Zwei Drittel der Energieberater in ihrer Existenz bedroht

Bestimmte Bundesprogramme rund um die energetische Sanierung sind wegen der Haushaltslücke derzeit ausgesetzt. Das trifft nicht nur den Berufsstand der Energieberater hart.
Jetzt dringen auch der Bundesverband Wärmepumpe (BWP) und der Gebäudeenergieberater Ingenieure Handwerker Bundesverband (GIH) an den Bundestag, die durch das Verfassungsgerichtsurteil gerissene Lücke von 60 Milliarden Euro für Klima und Energieeffizienz „schnellstmöglich“ zu schließen.

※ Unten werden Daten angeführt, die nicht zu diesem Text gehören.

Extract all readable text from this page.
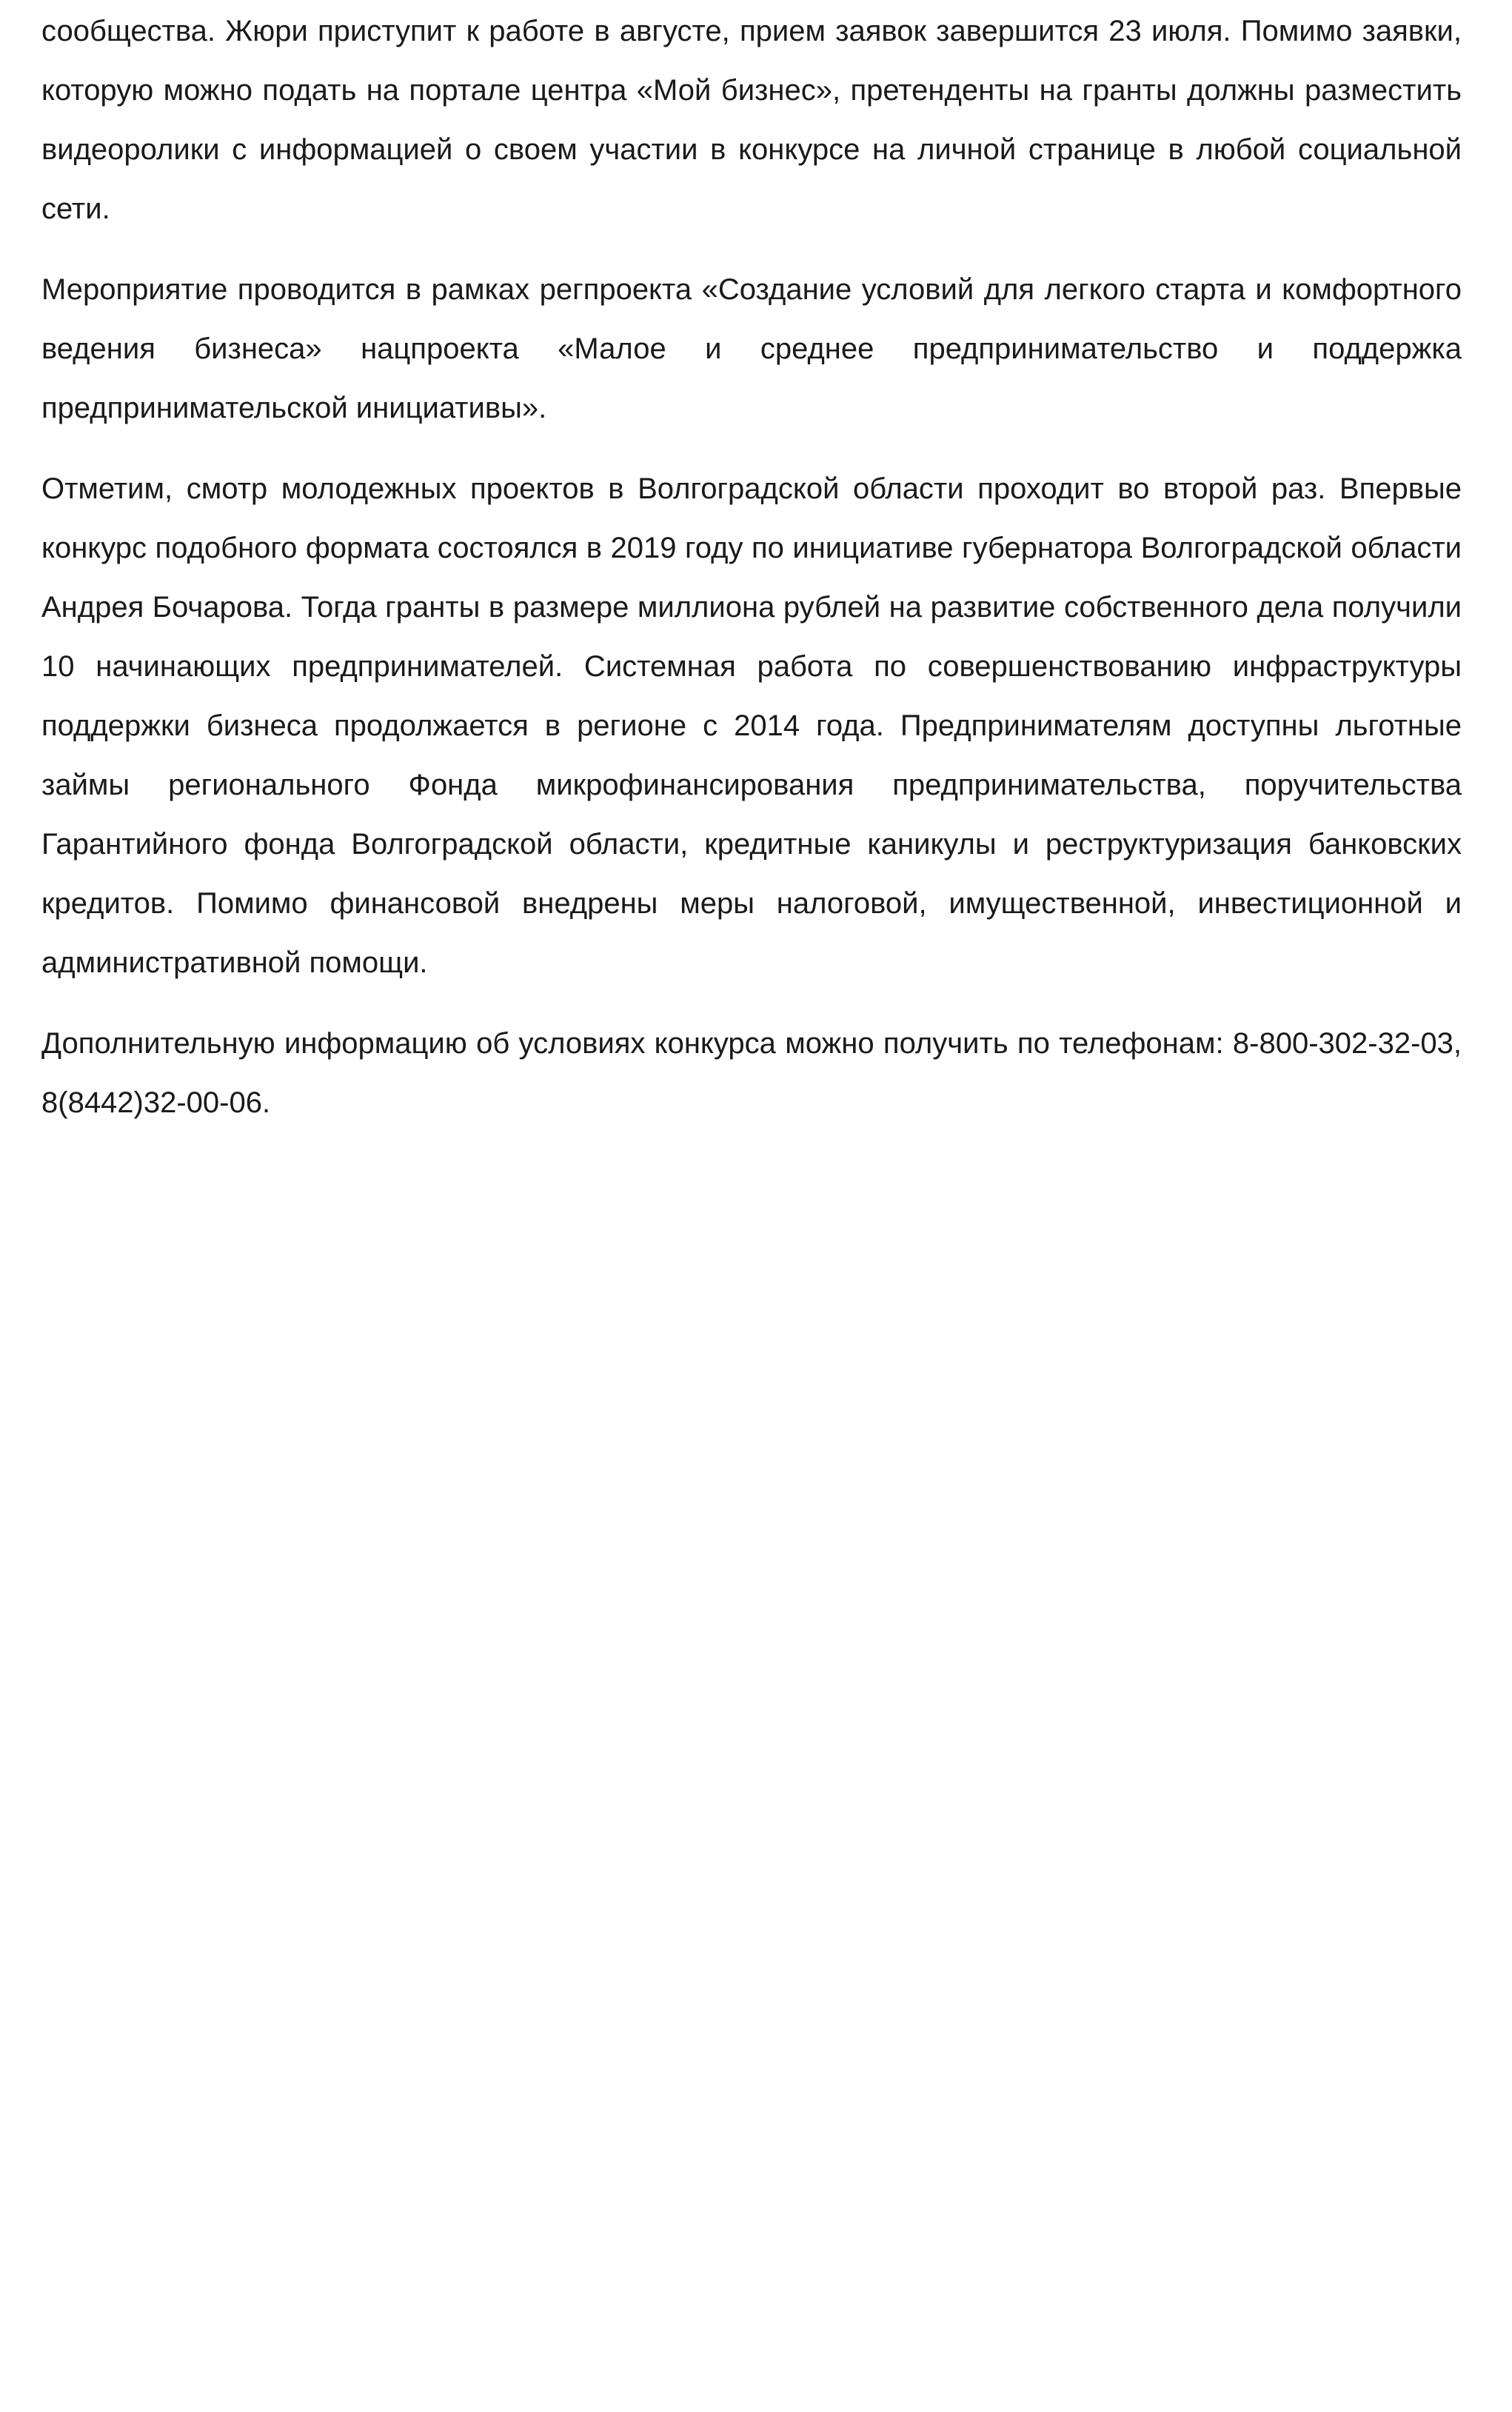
сообщества. Жюри приступит к работе в августе, прием заявок завершится 23 июля. Помимо заявки, которую можно подать на портале центра «Мой бизнес», претенденты на гранты должны разместить видеоролики с информацией о своем участии в конкурсе на личной странице в любой социальной сети.

Мероприятие проводится в рамках регпроекта «Создание условий для легкого старта и комфортного ведения бизнеса» нацпроекта «Малое и среднее предпринимательство и поддержка предпринимательской инициативы».

Отметим, смотр молодежных проектов в Волгоградской области проходит во второй раз. Впервые конкурс подобного формата состоялся в 2019 году по инициативе губернатора Волгоградской области Андрея Бочарова. Тогда гранты в размере миллиона рублей на развитие собственного дела получили 10 начинающих предпринимателей. Системная работа по совершенствованию инфраструктуры поддержки бизнеса продолжается в регионе с 2014 года. Предпринимателям доступны льготные займы регионального Фонда микрофинансирования предпринимательства, поручительства Гарантийного фонда Волгоградской области, кредитные каникулы и реструктуризация банковских кредитов. Помимо финансовой внедрены меры налоговой, имущественной, инвестиционной и административной помощи.

Дополнительную информацию об условиях конкурса можно получить по телефонам: 8-800-302-32-03, 8(8442)32-00-06.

Dies hatten zuvor schon der Bundesverband Erneuerbare Energie, Bundeswirtschaftsminister Robert Habeck (Grüne) und die Länder gefordert (wir berichteten). 

Der Berufsstand der Energieberater steht insgesamt auf dem Spiel, legt eine Umfrage nahe, die der GIH am 29. November in einem Pressegespräch vorlegte.

Nach derzeitigem Stand ist unter anderem der Förderbonus „individueller Sanierungsfahrplan“ (iSFP) wegen der von Finanzminister Christian Lindner (FDP) verfügten Haushaltssperre ausgesetzt, während die Bundesförderung für effiziente Gebäude (BEG) weiterläuft und ein Bundestagsbeschluss bereits die BEG-Richtlinie für nächstes Jahr beschlossen hat. Jetzt fehlen noch der Nachtragshaushalt 2023 und der Haushalt 2024.

Zwei Drittel von rund 2.000 Energieberatern im GIH, die dem Verband in einer aktuellen Umfrage geantwortet haben, empfinden das Aussetzen verschiedener Energieberatungs-Förderprogramme als „existenzbedrohend“, berichtete Benjamin Weismann vom GIH vor der Presse. Die Hälfte der Antwortenden erhalte keine Aufträge mehr oder leide an Auftragskürzungen.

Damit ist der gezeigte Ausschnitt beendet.